Frank's father was forty-nine, the same age Frank is now, when he put the gun to his head and foreclosed his future, and Frank
has never been able to pinpoint a single overriding reason for the act of self-nullification that took place in their basement
that day. Perhaps it was simply the realization that he had already seen all he needed to see, done all he could do, and the
limited pleasures life afforded him were not going to be enough to sustain his interest.

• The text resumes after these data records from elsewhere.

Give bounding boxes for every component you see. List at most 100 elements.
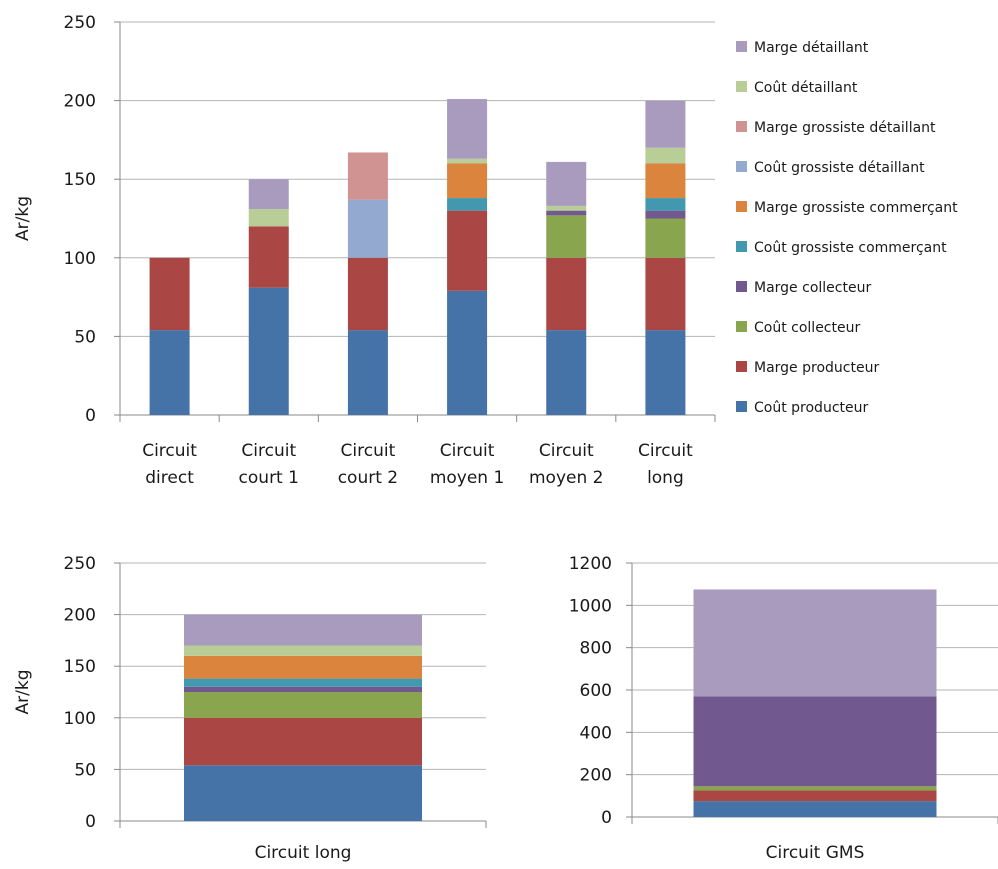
bar-segment-marge-grossiste-d-taillant [347,152,388,200]
bar-segment-marge-d-taillant [645,100,686,148]
bar-segment-co-t-collecteur [645,218,686,258]
bar-segment [184,765,422,821]
y-tick-label: 0 [85,812,96,832]
bar-segment-marge-producteur [248,226,289,288]
legend-swatch [736,361,747,372]
y-tick-label: 100 [64,249,96,269]
bar-segment-marge-producteur [546,257,587,331]
bar-segment-co-t-producteur [546,330,587,415]
y-tick-label: 0 [85,406,96,426]
bar-segment-marge-producteur [347,257,388,331]
legend-label: Coût grossiste détaillant [754,160,925,176]
bar-segment [693,589,937,697]
bar-segment-marge-grossiste-commer-ant [447,163,488,199]
y-tick-label: 150 [64,170,96,190]
bar-segment-marge-d-taillant [447,99,488,159]
bar-segment-marge-producteur [447,210,488,291]
x-category-label: Circuit [241,441,296,461]
y-tick-label: 150 [64,657,96,677]
bar-segment [184,655,422,679]
y-tick-label: 800 [580,639,612,659]
y-tick-label: 200 [580,766,612,786]
y-tick-label: 250 [64,13,96,33]
y-tick-label: 50 [74,760,96,780]
x-category-label: Circuit [638,441,693,461]
bar-segment-marge-producteur [645,257,686,331]
bar-segment-co-t-producteur [248,287,289,415]
bar-segment [184,692,422,718]
x-category-label: Circuit long [255,843,352,863]
bar-segment [693,696,937,787]
x-category-label: Circuit [341,441,396,461]
legend-swatch [736,81,747,92]
bar-segment-marge-d-taillant [248,179,289,210]
x-category-label: Circuit [440,441,495,461]
bar-segment-co-t-producteur [149,330,190,415]
bar-segment-co-t-d-taillant [546,205,587,211]
legend-label: Coût grossiste commerçant [754,240,947,256]
bar-segment [184,686,422,692]
legend-label: Marge grossiste commerçant [754,200,958,216]
bar-segment [184,717,422,766]
bar-segment-co-t-d-taillant [248,209,289,227]
bar-segment-co-t-collecteur [546,215,587,258]
y-tick-label: 50 [74,327,96,347]
bar-segment-marge-producteur [149,257,190,331]
bar-segment-co-t-producteur [347,330,388,415]
legend-swatch [736,241,747,252]
bar-segment-co-t-grossiste-commer-ant [447,198,488,211]
y-tick-label: 200 [64,606,96,626]
bar-segment-co-t-producteur [645,330,686,415]
legend-swatch [736,161,747,172]
legend-swatch [736,201,747,212]
y-tick-label: 600 [580,681,612,701]
legend-label: Coût détaillant [754,80,858,96]
bar-segment [184,678,422,687]
bar-segment-co-t-d-taillant [447,158,488,164]
main-stacked-bar-chart: 0 50 100 150 200 250 Ar/kg Circuit direct Circuit… [13,13,716,488]
legend-swatch [736,321,747,332]
x-category-label: Circuit [142,441,197,461]
x-category-label: direct [145,468,194,488]
y-tick-label: 250 [64,554,96,574]
y-tick-label: 100 [64,709,96,729]
bar-segment-marge-collecteur [546,210,587,216]
legend-label: Marge collecteur [754,280,871,296]
x-category-label: moyen 2 [529,468,603,488]
x-category-label: moyen 1 [430,468,504,488]
bar-segment-marge-collecteur [645,210,686,219]
circuit-long-stacked-bar-chart: 0 50 100 150 200 250 Ar/kg Circuit long [13,554,487,863]
bar-segment [184,614,422,646]
x-category-label: Circuit GMS [766,843,865,863]
legend-label: Coût producteur [754,400,868,416]
bar-segment-co-t-grossiste-d-taillant [347,199,388,258]
y-tick-label: 200 [64,92,96,112]
bar-segment-co-t-d-taillant [645,147,686,164]
y-axis-label: Ar/kg [13,670,33,715]
legend-swatch [736,121,747,132]
y-tick-label: 1000 [569,596,612,616]
bar-segment [184,645,422,656]
x-category-label: court 1 [239,468,299,488]
legend-swatch [736,401,747,412]
y-tick-label: 0 [601,808,612,828]
chart-legend: Marge détaillant Coût détaillant Marge gro… [736,40,958,416]
y-tick-label: 1200 [569,554,612,574]
legend-swatch [736,41,747,52]
bar-segment-co-t-grossiste-commer-ant [645,198,686,211]
x-category-label: court 2 [338,468,398,488]
y-axis-label: Ar/kg [13,196,33,241]
legend-label: Marge grossiste détaillant [754,120,936,136]
bar-segment-co-t-producteur [447,290,488,415]
bar-segment [693,786,937,791]
y-tick-label: 400 [580,723,612,743]
bar-segment-marge-grossiste-commer-ant [645,163,686,199]
legend-label: Marge producteur [754,360,879,376]
legend-label: Coût collecteur [754,320,860,336]
bar-segment [693,790,937,802]
x-category-label: long [647,468,684,488]
bar-segment [693,801,937,817]
bar-segment-marge-d-taillant [546,161,587,206]
legend-label: Marge détaillant [754,40,869,56]
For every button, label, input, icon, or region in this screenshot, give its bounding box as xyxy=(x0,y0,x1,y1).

He and Frank had not been close, but still Frank was deeply affected by his death. Frank was only fourteen, a callow and unformed
age, and a parent's suicide, devastating at any time, is particularly difficult for an adolescent to understand. Frank carried
a simmering antagonism toward his father from that day forward, a burning sense of rage at the abandonment that had occurred,
for how is a boy to regard it when his guide, his role model, his shining example, decides he doesn't want the job?